Хотя эта сценка и не изображает внешнюю скорость, картина предлагает мимолетные, «промежуточные» очертания для воспроизведения присущей музыке энергии и явно подразумеваемого быстрого темпа. В качестве официального примера всёчества «Музыканты» Шевченко соединяют неопримитивистскую форму и кубофутуристический динамизм[172].

Несмотря на свои неопримитивистские тенденции и активное продвижение русской эстетики, Ларионов, Гончарова, Шевченко и другие русские художники вряд ли могли игнорировать западные художественные тенденции. До Первой мировой войны, которая фактически изолировала Россию от остальной Европы, русские художники поддерживали тесные контакты со своими коллегами на Западе. По мере того как новаторские приемы и стили приходили в Россию из Западной Европы, художники-авангардисты стремились сформулировать свой собственный, русский ответ на эти импортированные художественные практики.
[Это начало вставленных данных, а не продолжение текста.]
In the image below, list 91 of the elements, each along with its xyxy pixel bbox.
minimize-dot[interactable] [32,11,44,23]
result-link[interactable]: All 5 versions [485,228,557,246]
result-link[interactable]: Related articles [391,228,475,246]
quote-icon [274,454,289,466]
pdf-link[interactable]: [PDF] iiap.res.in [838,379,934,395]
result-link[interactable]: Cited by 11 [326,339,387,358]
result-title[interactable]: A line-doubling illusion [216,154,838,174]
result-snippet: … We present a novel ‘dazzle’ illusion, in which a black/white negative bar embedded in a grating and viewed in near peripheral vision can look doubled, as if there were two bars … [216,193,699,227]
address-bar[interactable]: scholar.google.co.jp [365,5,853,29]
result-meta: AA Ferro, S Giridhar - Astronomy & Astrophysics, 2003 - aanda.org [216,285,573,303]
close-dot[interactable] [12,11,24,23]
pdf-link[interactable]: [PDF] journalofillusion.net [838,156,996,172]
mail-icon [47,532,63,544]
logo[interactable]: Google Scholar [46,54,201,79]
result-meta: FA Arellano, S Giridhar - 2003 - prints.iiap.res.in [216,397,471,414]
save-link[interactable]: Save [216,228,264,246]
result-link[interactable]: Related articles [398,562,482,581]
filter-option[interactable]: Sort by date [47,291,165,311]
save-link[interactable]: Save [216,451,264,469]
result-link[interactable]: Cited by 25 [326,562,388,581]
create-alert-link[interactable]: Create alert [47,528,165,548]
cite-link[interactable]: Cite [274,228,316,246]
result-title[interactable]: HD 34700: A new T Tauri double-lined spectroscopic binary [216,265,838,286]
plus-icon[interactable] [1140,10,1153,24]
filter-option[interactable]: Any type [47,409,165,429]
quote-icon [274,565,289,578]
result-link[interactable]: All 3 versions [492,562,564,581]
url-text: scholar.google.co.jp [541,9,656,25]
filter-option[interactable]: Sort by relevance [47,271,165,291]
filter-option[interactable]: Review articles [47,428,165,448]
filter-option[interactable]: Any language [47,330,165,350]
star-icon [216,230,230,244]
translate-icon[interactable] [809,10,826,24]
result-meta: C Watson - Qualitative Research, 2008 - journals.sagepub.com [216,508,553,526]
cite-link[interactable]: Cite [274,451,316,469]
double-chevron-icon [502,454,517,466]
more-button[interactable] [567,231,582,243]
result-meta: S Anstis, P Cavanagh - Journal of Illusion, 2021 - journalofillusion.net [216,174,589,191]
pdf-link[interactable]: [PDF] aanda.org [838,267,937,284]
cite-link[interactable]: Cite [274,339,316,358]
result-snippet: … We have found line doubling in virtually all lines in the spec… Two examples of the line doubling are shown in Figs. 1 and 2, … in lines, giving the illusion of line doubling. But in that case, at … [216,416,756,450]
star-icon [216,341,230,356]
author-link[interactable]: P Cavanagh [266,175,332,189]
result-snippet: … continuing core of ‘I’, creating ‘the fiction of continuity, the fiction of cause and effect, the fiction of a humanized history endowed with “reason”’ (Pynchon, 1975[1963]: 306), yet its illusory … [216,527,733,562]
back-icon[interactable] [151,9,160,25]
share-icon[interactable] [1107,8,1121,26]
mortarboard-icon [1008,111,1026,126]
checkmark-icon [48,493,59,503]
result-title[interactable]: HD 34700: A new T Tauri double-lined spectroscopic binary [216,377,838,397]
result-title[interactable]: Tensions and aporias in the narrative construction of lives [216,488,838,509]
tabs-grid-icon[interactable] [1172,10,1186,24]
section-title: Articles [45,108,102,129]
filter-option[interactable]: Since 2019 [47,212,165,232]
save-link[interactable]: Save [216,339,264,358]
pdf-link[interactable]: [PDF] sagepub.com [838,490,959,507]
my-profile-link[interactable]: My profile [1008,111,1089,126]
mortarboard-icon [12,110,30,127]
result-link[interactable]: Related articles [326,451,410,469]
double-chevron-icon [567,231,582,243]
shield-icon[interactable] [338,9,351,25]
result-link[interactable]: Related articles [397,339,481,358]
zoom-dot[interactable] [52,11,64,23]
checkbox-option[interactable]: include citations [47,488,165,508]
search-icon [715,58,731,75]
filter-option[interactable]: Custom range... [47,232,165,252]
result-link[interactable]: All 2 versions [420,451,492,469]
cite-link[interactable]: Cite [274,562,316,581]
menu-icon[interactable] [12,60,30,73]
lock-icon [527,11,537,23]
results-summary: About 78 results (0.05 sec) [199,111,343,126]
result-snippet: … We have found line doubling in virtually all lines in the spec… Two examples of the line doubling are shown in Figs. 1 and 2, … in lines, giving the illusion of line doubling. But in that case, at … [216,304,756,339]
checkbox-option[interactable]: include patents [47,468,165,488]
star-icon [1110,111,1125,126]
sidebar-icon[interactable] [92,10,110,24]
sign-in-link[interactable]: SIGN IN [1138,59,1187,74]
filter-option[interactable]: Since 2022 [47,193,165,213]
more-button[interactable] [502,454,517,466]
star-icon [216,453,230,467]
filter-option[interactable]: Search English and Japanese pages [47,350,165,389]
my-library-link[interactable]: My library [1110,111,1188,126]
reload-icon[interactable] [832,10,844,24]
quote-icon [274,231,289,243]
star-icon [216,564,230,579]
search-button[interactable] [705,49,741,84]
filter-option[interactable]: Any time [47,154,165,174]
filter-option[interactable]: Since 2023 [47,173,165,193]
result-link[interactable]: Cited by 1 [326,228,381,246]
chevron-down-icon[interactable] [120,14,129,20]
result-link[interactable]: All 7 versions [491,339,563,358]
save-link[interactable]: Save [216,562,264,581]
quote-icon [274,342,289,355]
Используя отдельные элементы кубистической деконструкции статических объектов и универсальный футуристический динамизм, русские художники – как и их соратники – авангардисты в поэзии – объединили эти два западных художественных движения под общей рубрикой кубофутуризма.


Илл. 4. А. В. Шевченко, «Музыканты» (1913). Холст, масло, 94 × 82,5 см. Государственный Русский музей, Санкт-Петербург. Bildarchiv Preussischer Kulturbesitz I Art Resource, NY


На протяжении 1912 и 1913 годов кубофутуристическое «соединение двух энергий – динамики и статики», как охарактеризовал его Дмитрий Сарабьянов, преобладало в работах, созданных одновременно с лучизмом и в непосредственной близости к нему [Сарабьянов 1999: 227]. Экспериментируя с различными модернистскими техниками и концепциями, такими как футуристический «дивизионизм» и «пассаж» кубизма, русские кубофутуристы разработали эффективные методы для создания на холсте динамики. Под влиянием скорости, присущей современной жизни, статичные формы вскоре уступили место энергичным линиям и цветам кубофутуризма.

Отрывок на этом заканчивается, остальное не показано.